The rule is made final days before the Labor Department is expected to produce internal emails on the deliberation behind the regulation. In September, the Washington Blade had filed a lawsuit with attorneys from the Reporters Committee for the Freedom of the Press under the Freedom of Information Act seeking internal emails within OFCCP to uncover information about the motivation behind the rule change. The first batch of emails from the Labor Department is expected to come out Thursday as a result of a joint status report in this lawsuit.
Obama’s executive order now has less importance in the aftermath of the U.S. Supreme Court decision this year in Bostock v. Clayton County, which found anti-LGBTQ discrimination is a form of sex discrimination, thus illegal in the workforce under Title VII regardless of whether or not a business is a federal contractor. However, the executive order provided additional tools for the OFCCP to root out anti-LGBTQ discrimination proactively without an employee having to file a workplace discrimination lawsuit under Title VII.
OFFCP states in the rule the change is needed to enforce the law consistent with recent Supreme Court decisions in Masterpiece Cakeshop, Trinity Lutheran Church of Columbia and Hobby Lobby, even though cases had nothing to do with employment. Meanwhile, the final rule downplays the importance of the Bostock decision, asserting the “holding itself is not particularly germane to OFCCP’s enforcement of E.O. 11246, which has expressly protected sexual orientation and gender identity since 2015.”

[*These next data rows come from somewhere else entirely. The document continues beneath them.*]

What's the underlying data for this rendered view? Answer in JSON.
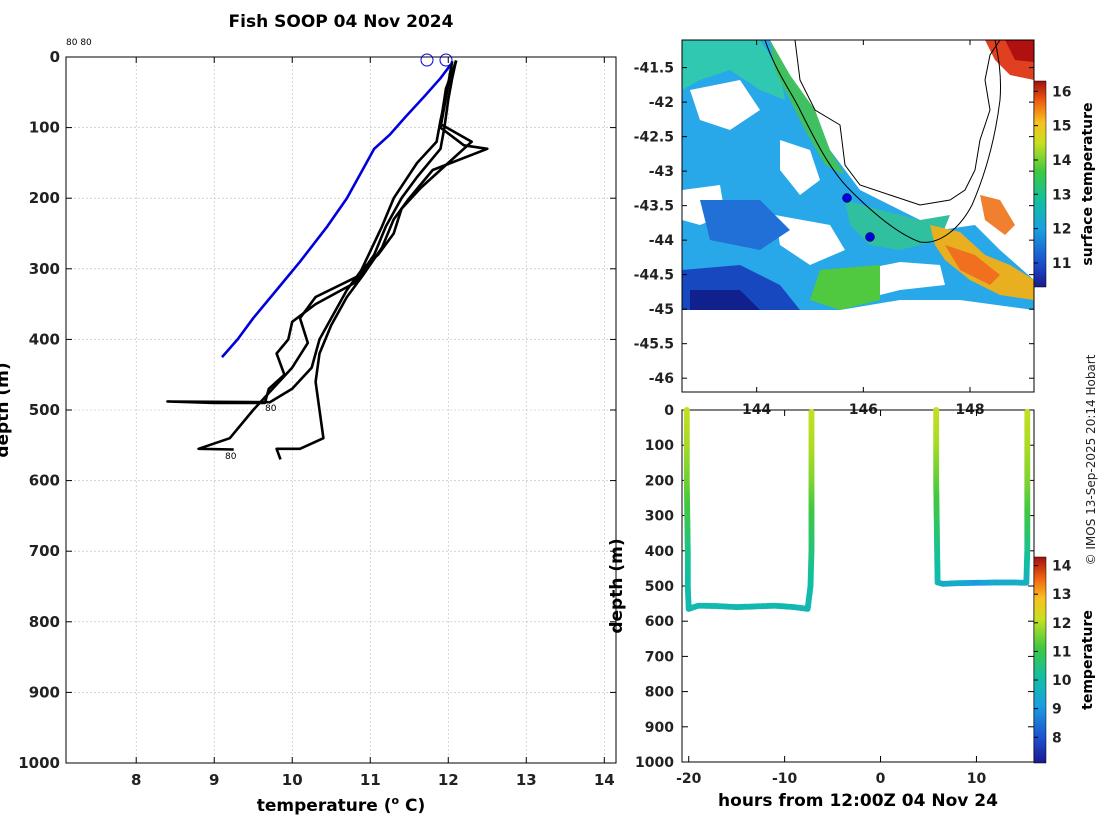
{
  "title": "Fish SOOP 04 Nov 2024",
  "credit": "© IMOS 13-Sep-2025 20:14 Hobart",
  "colors": {
    "profile": "#000000",
    "climatology": "#0000dd",
    "grid": "#bbbbbb"
  },
  "chart_data": [
    {
      "type": "line",
      "name": "temperature-depth profiles",
      "xlabel": "temperature (",
      "xlabel_sup": "o",
      "xlabel_tail": " C)",
      "ylabel": "depth (m)",
      "xlim": [
        7.1,
        14.15
      ],
      "ylim": [
        1000,
        0
      ],
      "xticks": [
        "8",
        "9",
        "10",
        "11",
        "12",
        "13",
        "14"
      ],
      "yticks": [
        "0",
        "100",
        "200",
        "300",
        "400",
        "500",
        "600",
        "700",
        "800",
        "900",
        "1000"
      ],
      "annotations": {
        "top": "80 80",
        "mid": "80",
        "low": "80"
      },
      "series": [
        {
          "name": "climatology",
          "color": "#0000dd",
          "points": [
            [
              12.05,
              8
            ],
            [
              11.9,
              30
            ],
            [
              11.7,
              55
            ],
            [
              11.45,
              85
            ],
            [
              11.25,
              110
            ],
            [
              11.05,
              130
            ],
            [
              10.9,
              160
            ],
            [
              10.7,
              200
            ],
            [
              10.45,
              240
            ],
            [
              10.1,
              290
            ],
            [
              9.8,
              330
            ],
            [
              9.5,
              370
            ],
            [
              9.3,
              400
            ],
            [
              9.1,
              425
            ]
          ]
        },
        {
          "name": "profile 1",
          "color": "#000000",
          "points": [
            [
              12.1,
              5
            ],
            [
              12.05,
              30
            ],
            [
              12.0,
              60
            ],
            [
              11.95,
              100
            ],
            [
              11.9,
              130
            ],
            [
              11.6,
              170
            ],
            [
              11.4,
              200
            ],
            [
              11.2,
              240
            ],
            [
              11.05,
              280
            ],
            [
              10.8,
              320
            ],
            [
              10.3,
              350
            ],
            [
              10.0,
              375
            ],
            [
              9.95,
              400
            ],
            [
              9.8,
              420
            ],
            [
              9.9,
              450
            ],
            [
              9.7,
              470
            ],
            [
              9.65,
              490
            ],
            [
              9.0,
              490
            ],
            [
              8.4,
              488
            ],
            [
              9.7,
              489
            ]
          ]
        },
        {
          "name": "profile 2",
          "color": "#000000",
          "points": [
            [
              12.1,
              5
            ],
            [
              12.0,
              40
            ],
            [
              11.95,
              70
            ],
            [
              11.9,
              100
            ],
            [
              12.2,
              125
            ],
            [
              12.5,
              130
            ],
            [
              11.8,
              160
            ],
            [
              11.5,
              200
            ],
            [
              11.3,
              230
            ],
            [
              11.15,
              270
            ],
            [
              10.9,
              310
            ],
            [
              10.7,
              340
            ],
            [
              10.5,
              380
            ],
            [
              10.35,
              420
            ],
            [
              10.3,
              460
            ],
            [
              10.35,
              500
            ],
            [
              10.4,
              540
            ],
            [
              10.1,
              555
            ],
            [
              9.8,
              555
            ],
            [
              9.85,
              570
            ]
          ]
        },
        {
          "name": "profile 3",
          "color": "#000000",
          "points": [
            [
              12.05,
              6
            ],
            [
              11.98,
              50
            ],
            [
              11.9,
              90
            ],
            [
              11.85,
              120
            ],
            [
              11.6,
              150
            ],
            [
              11.3,
              200
            ],
            [
              11.15,
              240
            ],
            [
              11.0,
              275
            ],
            [
              10.85,
              310
            ],
            [
              10.3,
              340
            ],
            [
              10.1,
              370
            ],
            [
              10.2,
              405
            ],
            [
              10.0,
              440
            ],
            [
              9.75,
              470
            ],
            [
              9.5,
              500
            ],
            [
              9.2,
              540
            ],
            [
              8.8,
              555
            ],
            [
              9.25,
              556
            ]
          ]
        },
        {
          "name": "profile 4",
          "color": "#000000",
          "points": [
            [
              12.1,
              6
            ],
            [
              11.97,
              45
            ],
            [
              11.9,
              95
            ],
            [
              12.3,
              120
            ],
            [
              12.0,
              150
            ],
            [
              11.65,
              185
            ],
            [
              11.4,
              215
            ],
            [
              11.3,
              250
            ],
            [
              11.1,
              280
            ],
            [
              10.9,
              300
            ],
            [
              10.7,
              330
            ],
            [
              10.5,
              370
            ],
            [
              10.35,
              400
            ],
            [
              10.25,
              440
            ],
            [
              10.0,
              470
            ],
            [
              9.7,
              490
            ]
          ]
        }
      ]
    },
    {
      "type": "heatmap",
      "name": "surface temperature map",
      "xlim": [
        142.6,
        149.2
      ],
      "ylim": [
        -46.2,
        -41.1
      ],
      "xticks": [
        "144",
        "146",
        "148"
      ],
      "yticks": [
        "-41.5",
        "-42",
        "-42.5",
        "-43",
        "-43.5",
        "-44",
        "-44.5",
        "-45",
        "-45.5",
        "-46"
      ],
      "colorbar_label": "surface temperature",
      "colorbar_range": [
        10.3,
        16.3
      ],
      "colorbar_ticks": [
        "11",
        "12",
        "13",
        "14",
        "15",
        "16"
      ],
      "markers": [
        {
          "lon": 145.55,
          "lat": -43.4
        },
        {
          "lon": 146.05,
          "lat": -43.95
        }
      ]
    },
    {
      "type": "scatter",
      "name": "depth vs time colored by temperature",
      "xlabel": "hours from 12:00Z 04 Nov 24",
      "ylabel": "depth (m)",
      "xlim": [
        -20.7,
        16.0
      ],
      "ylim": [
        1000,
        0
      ],
      "xticks": [
        "-20",
        "-10",
        "0",
        "10"
      ],
      "yticks": [
        "0",
        "100",
        "200",
        "300",
        "400",
        "500",
        "600",
        "700",
        "800",
        "900",
        "1000"
      ],
      "colorbar_label": "temperature",
      "colorbar_range": [
        7.1,
        14.3
      ],
      "colorbar_ticks": [
        "8",
        "9",
        "10",
        "11",
        "12",
        "13",
        "14"
      ],
      "tracks": [
        [
          [
            -20.2,
            0,
            12.1
          ],
          [
            -20.2,
            100,
            11.9
          ],
          [
            -20.2,
            200,
            11.5
          ],
          [
            -20.15,
            300,
            11.0
          ],
          [
            -20.1,
            400,
            10.4
          ],
          [
            -20.1,
            500,
            10.0
          ],
          [
            -20.0,
            565,
            9.9
          ],
          [
            -19.0,
            556,
            9.9
          ],
          [
            -17.0,
            557,
            9.9
          ],
          [
            -15.0,
            560,
            9.85
          ],
          [
            -13.0,
            558,
            9.85
          ],
          [
            -11.0,
            556,
            9.9
          ],
          [
            -9.0,
            560,
            9.85
          ],
          [
            -7.6,
            565,
            9.8
          ],
          [
            -7.3,
            500,
            10.0
          ],
          [
            -7.2,
            400,
            10.5
          ],
          [
            -7.2,
            300,
            11.0
          ],
          [
            -7.2,
            200,
            11.6
          ],
          [
            -7.2,
            100,
            11.95
          ],
          [
            -7.2,
            0,
            12.1
          ]
        ],
        [
          [
            5.8,
            0,
            12.1
          ],
          [
            5.8,
            100,
            11.9
          ],
          [
            5.8,
            200,
            11.4
          ],
          [
            5.85,
            300,
            10.9
          ],
          [
            5.9,
            400,
            10.3
          ],
          [
            5.95,
            490,
            9.9
          ],
          [
            6.5,
            494,
            9.5
          ],
          [
            8,
            492,
            9.5
          ],
          [
            10,
            491,
            9.0
          ],
          [
            12,
            490,
            9.4
          ],
          [
            14,
            490,
            9.5
          ],
          [
            15.2,
            491,
            9.6
          ],
          [
            15.3,
            400,
            10.3
          ],
          [
            15.3,
            300,
            11.0
          ],
          [
            15.3,
            200,
            11.6
          ],
          [
            15.3,
            100,
            11.9
          ],
          [
            15.3,
            0,
            12.1
          ]
        ]
      ]
    }
  ]
}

“The executive order signed in 2014, which protects employees from anti-LGBTQ workplace discrimination while working for federal contractors, will remain intact at the direction of President Donald J. Trump,” the statement says.
Obama’s executive order covered an estimated 34 million employees working for federal contractors, many thousands who are LGBTQ, and 22 percent of the workforce.

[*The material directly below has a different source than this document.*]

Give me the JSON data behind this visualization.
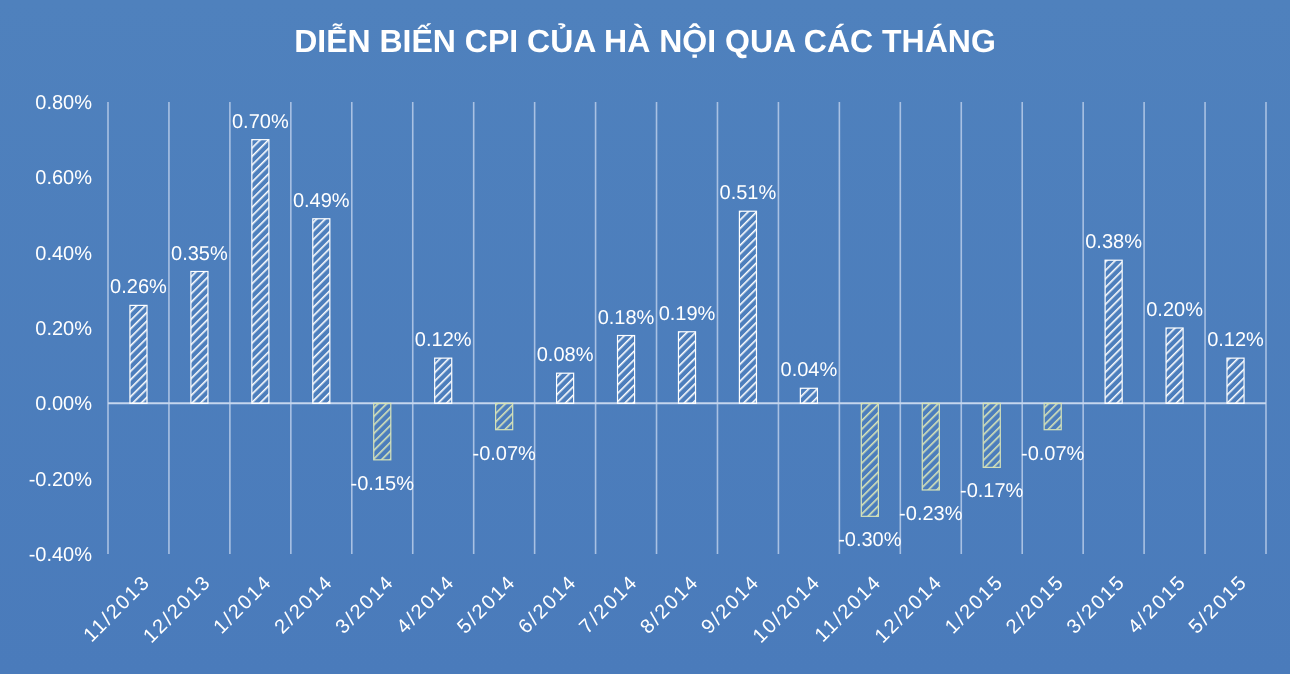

White House Deputy Press Secretary Judd Deere, however, said any notion the updated regulation undercuts Obama’s executive order is false.
“This rule does not revise, amend or in any way undermine the executive order governing nondiscrimination requirements for federal contractors, and it in no way undercuts the president’s promise and commitment to the LGBT community,” Deere said. “It simply seeks to clarify the scope and application of the religious exemption already contained in the executive order that the previous president signed.”
Now that the Trump administration has made the rule final, the Biden administration cannot easily undo it under the Administrative Procedure Act, which requires the U.S. government to undertake a deliberative process and engage with the public before making regulatory changes.
Pizer told the Blade via email the Biden administration “will have to do a full rulemaking” process under the Administrative Procedure Act to undo the regulation in the aftermath of the Trump administration making it final.
“We do expect it to be among the many Trump administration rule changes (and still-pending, likely-to-be-finalized, proposed rule changes) that will be top priorities for review and redoing by the new administration,” Pizer said.
Pizer added she can’t predict the timing for that process given the sheer number of Trump-era rules that needed reversing under Biden, especially because that might be affected by litigation that might produce court orders enjoining the U.S. government from enforcing the regulation.
Sasha Buchert, senior attorney with Lambda Legal, said in a statement the final rule not only obstructs LGBTQ people from job opportunities, but may block them from obtaining benefits for a same-sex spouse and child as an employee of a federal contractor.
“This rule effectively allows almost any federal contractor to claim a right to fire a person, deny health benefits or take other forms of discriminatory action for marrying a same-sex partner or coming out as transgender, or who the employer or would-be employer discovers is transgender, for living in accordance with their gender identity,” Buchert said. “The harm to those who already face pervasive discrimination is incalculable.”